Qorei was part of a three-man team which tried unsuccessfully Sunday to end the rift which has been sparked by divisions over Abbas' handling of peace talks with the Israelis.
Sharon has accused Arafat of trying to undermine Abbas, who offered to resign last week from the central committee of Arafat's Fatah movement.
Abbas has been criticized in the central committee for being too soft towards Israel, with many infuriated by Sharon's refusal to countenance the release of more than 350 of some 6,000 Palestinian prisoners in its jails.
Arafat invited Abbas to attend a dinner offered in honor of visiting Russian Foreign Minister Igor Ivanov on Sunday night but sources said that Abbas "refused, because their conflict has not been resolved."
Sharon was to hold talks in London later Monday with Britain's Prime Minister Tony Blair and Foreign Secretary Jack Straw in which he is expected to hammer home his drive to persuade foreign governments to boycott Arafat.

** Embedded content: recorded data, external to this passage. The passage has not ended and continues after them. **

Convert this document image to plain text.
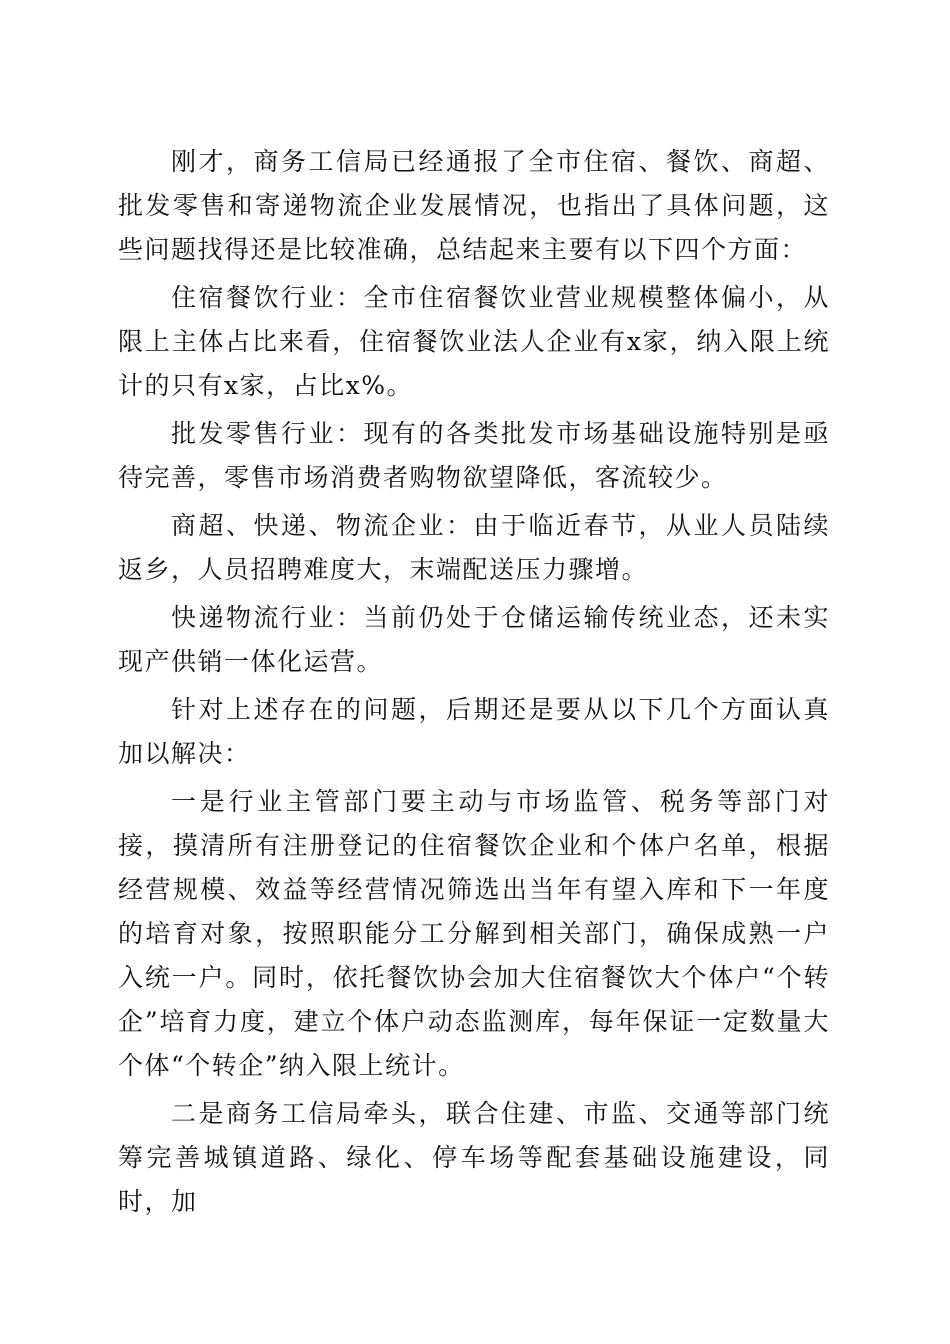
刚才，商务工信局已经通报了全市住宿、餐饮、商超、批发零售和寄递物流企业发展情况，也指出了具体问题，这些问题找得还是比较准确，总结起来主要有以下四个方面：

住宿餐饮行业：全市住宿餐饮业营业规模整体偏小，从限上主体占比来看，住宿餐饮业法人企业有x家，纳入限上统计的只有x家，占比x%。

批发零售行业：现有的各类批发市场基础设施特别是亟待完善，零售市场消费者购物欲望降低，客流较少。

商超、快递、物流企业：由于临近春节，从业人员陆续返乡，人员招聘难度大，末端配送压力骤增。

快递物流行业：当前仍处于仓储运输传统业态，还未实现产供销一体化运营。

针对上述存在的问题，后期还是要从以下几个方面认真加以解决：

一是行业主管部门要主动与市场监管、税务等部门对接，摸清所有注册登记的住宿餐饮企业和个体户名单，根据经营规模、效益等经营情况筛选出当年有望入库和下一年度的培育对象，按照职能分工分解到相关部门，确保成熟一户入统一户。同时，依托餐饮协会加大住宿餐饮大个体户“个转企”培育力度，建立个体户动态监测库，每年保证一定数量大个体“个转企”纳入限上统计。

二是商务工信局牵头，联合住建、市监、交通等部门统筹完善城镇道路、绿化、停车场等配套基础设施建设，同时，加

But a senior British official told AFP that London was unlikely to break off all contact with the veteran Palestinian leader.
"We are not maintaining a full-on relationship with Yasser Arafat. It is very much a tactical issue," he said, without giving further details. "We're playing it by ear."
"We're always asking ourselves what is most likely to promote real progress on the ground and what is most likely to work against that," he said. "But it is not a black-and-white issue."
Sharon said in interviews ahead of his departure that governments which maintained contacts with Arafat were effectively undermining efforts to resolve the decades-long conflict between the two sides.
"I think there has to be a common approach to remove Arafat from all positions," Sharon told the Norwegian daily Aftenposten in an interview published Sunday.